Giuliani avrà un ruolo nell'esecutivo di Trump perché "disoccupato". Carson vuol "riscrivere i libri di scuola negando l'evoluzione" e Bannon, editore di un giornale ebraico e consigliere del Presidente, è diventato l'"antisemita". Il giornalista collettivo ha perso il controllo

carta stampataDurante gli Anni di piombo i comitati approvano le notizie da pubblicate. Chi li ha vissuti racconta anche di rotative fermate perché sul Corriere della Sera campeggiava un pezzo sgradito a certi compagni. L’idea di dover indottrinare, dirigere l’opinione sicuri di maneggiare il verbo non scandalizzava. Oggi buona parte della stampa nostrana ammanta una certa superiorità morale, un distacco dai fatti tale per cui certe verità sarebbero tali perché impacchettate con onestà, o giustezza della visione. Questi sono i diretti eredi di quegli anni, e mentono. A volte sapendo di mentire altre convinti di esser nella ragione, che è drammaticamente peggio. Le elezioni presidenziali americane in questo senso sono state illuminanti. Il mainstream internazionale ha dato il meglio (leggasi anche peggio) di sé. L’attuale Presidente degli Stati Uniti ha dovuto sfidare da solo i grandi clan americani, battendo sia i Bush che i Clinton. Pressoché l’intero Partito repubblicano. I giornalisti di mezzo mondo, s’è pagato quasi interamente la campagna elettorale e ha avuto contro l’establishment ad ogni livello. Ha vinto, democraticamente, con una forza che dovrebbe far tacere e riflettere.
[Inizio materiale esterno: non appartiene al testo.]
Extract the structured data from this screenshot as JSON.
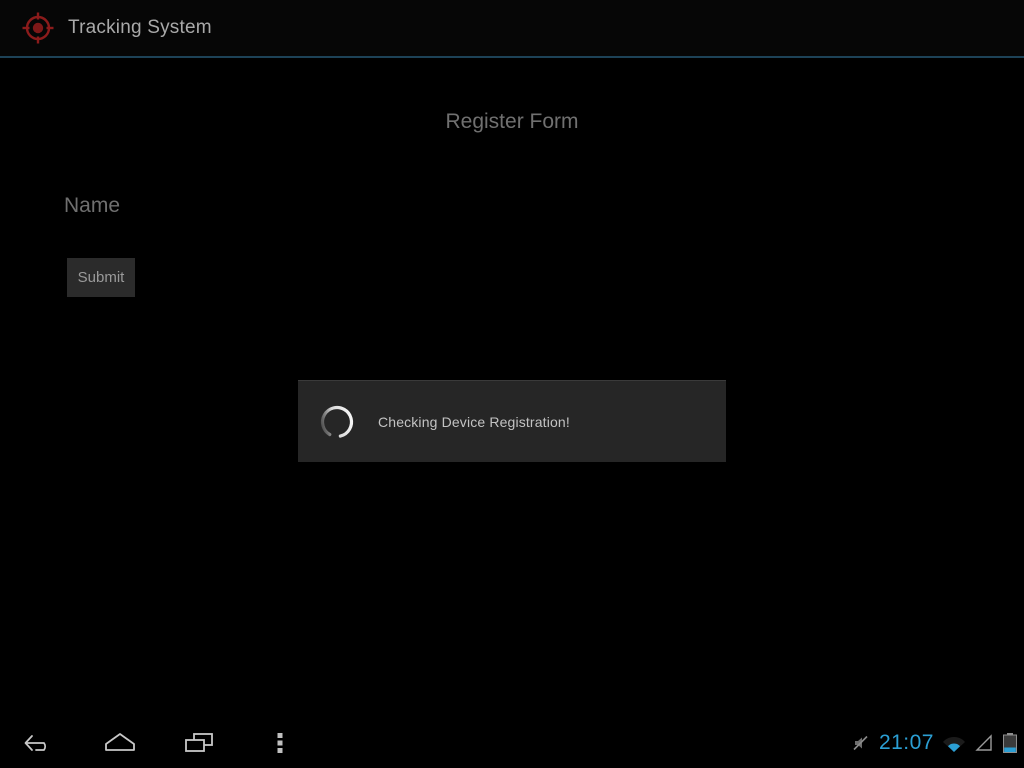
{
  "action_bar": {
    "app_icon": "target-crosshair-icon",
    "title": "Tracking System",
    "accent_divider_color": "#1d4257",
    "icon_color": "#8c1b1b"
  },
  "main": {
    "form_title": "Register Form",
    "name_input": {
      "placeholder": "Name",
      "value": ""
    },
    "submit_label": "Submit"
  },
  "dialog": {
    "spinner": "loading-spinner-icon",
    "message": "Checking Device Registration!"
  },
  "nav_bar": {
    "back": "back-icon",
    "home": "home-icon",
    "recents": "recent-apps-icon",
    "menu": "overflow-menu-icon"
  },
  "status_bar": {
    "mute": "volume-muted-icon",
    "clock": "21:07",
    "wifi": "wifi-icon",
    "signal": "cell-signal-icon",
    "battery": "battery-icon",
    "clock_color": "#2b9fd4"
  }
}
Invece la colleganza ha perso la testa, il giornalista collettivo non ce la fa ad accettare quell’uomo libero, lontano dal politicamente corretto, incompatibile col bigino radical. Prima considerato un fantoccio incandidabile, poi un buffone a margine di una gara che non l’avrebbe visto arrivare in finale, ora il male assoluto dell’Occidente e del mondo. Trump, l’aveva detto un anno fa Maria Giovanna Maglie in splendida solitudine, non era e non è nulla di tutto questo. Ma quella fascia di democratici (?), tolleranti, amici dei diritti non lo accetta. Allora dopo il cartello contro la moglie del sessista Donald – rupe Melania, ovvero stuprate Melania – divulgano vere e proprie panzane alternate a letture folli della realtà. Ad esempio, la nomina di Steve Bannon a chief strategist di Donald Trump ha scatenato l’inferno. Il Fatto Quotidiano riprende quel che rimbalza trasversalmente su quasi tutte le testate, nostrane e no: con Bannon arriva ai vertici della più grande potenza mondiale un esponente della destra radicale – una galassia composta di sigle che vanno dai suprematisti bianchi ai gruppi di neo-nazi – fino a ora confinata principalmente allo spazio virtuale del web: organizzazioni unite dalla convinzione che “l’identità bianca” e la “civiltà occidentale” siano sotto attacco da parte della società multiculturale e dominata dalla political correctness. Prima di ghiacciarvi di paura riassumiamo velocemente di chi parliamo. Questo signore, Bannon, è l’editore di Breitbart News. Ovvero, il “noto antisemita”, edita un giornale fondato da un ebreo, con una sede a Gerusalemme, che difende Israele dai boicottatori del Bds, dichiaratamente filo-israeliano e attento a denunciare il neo-antisemitismo europeo.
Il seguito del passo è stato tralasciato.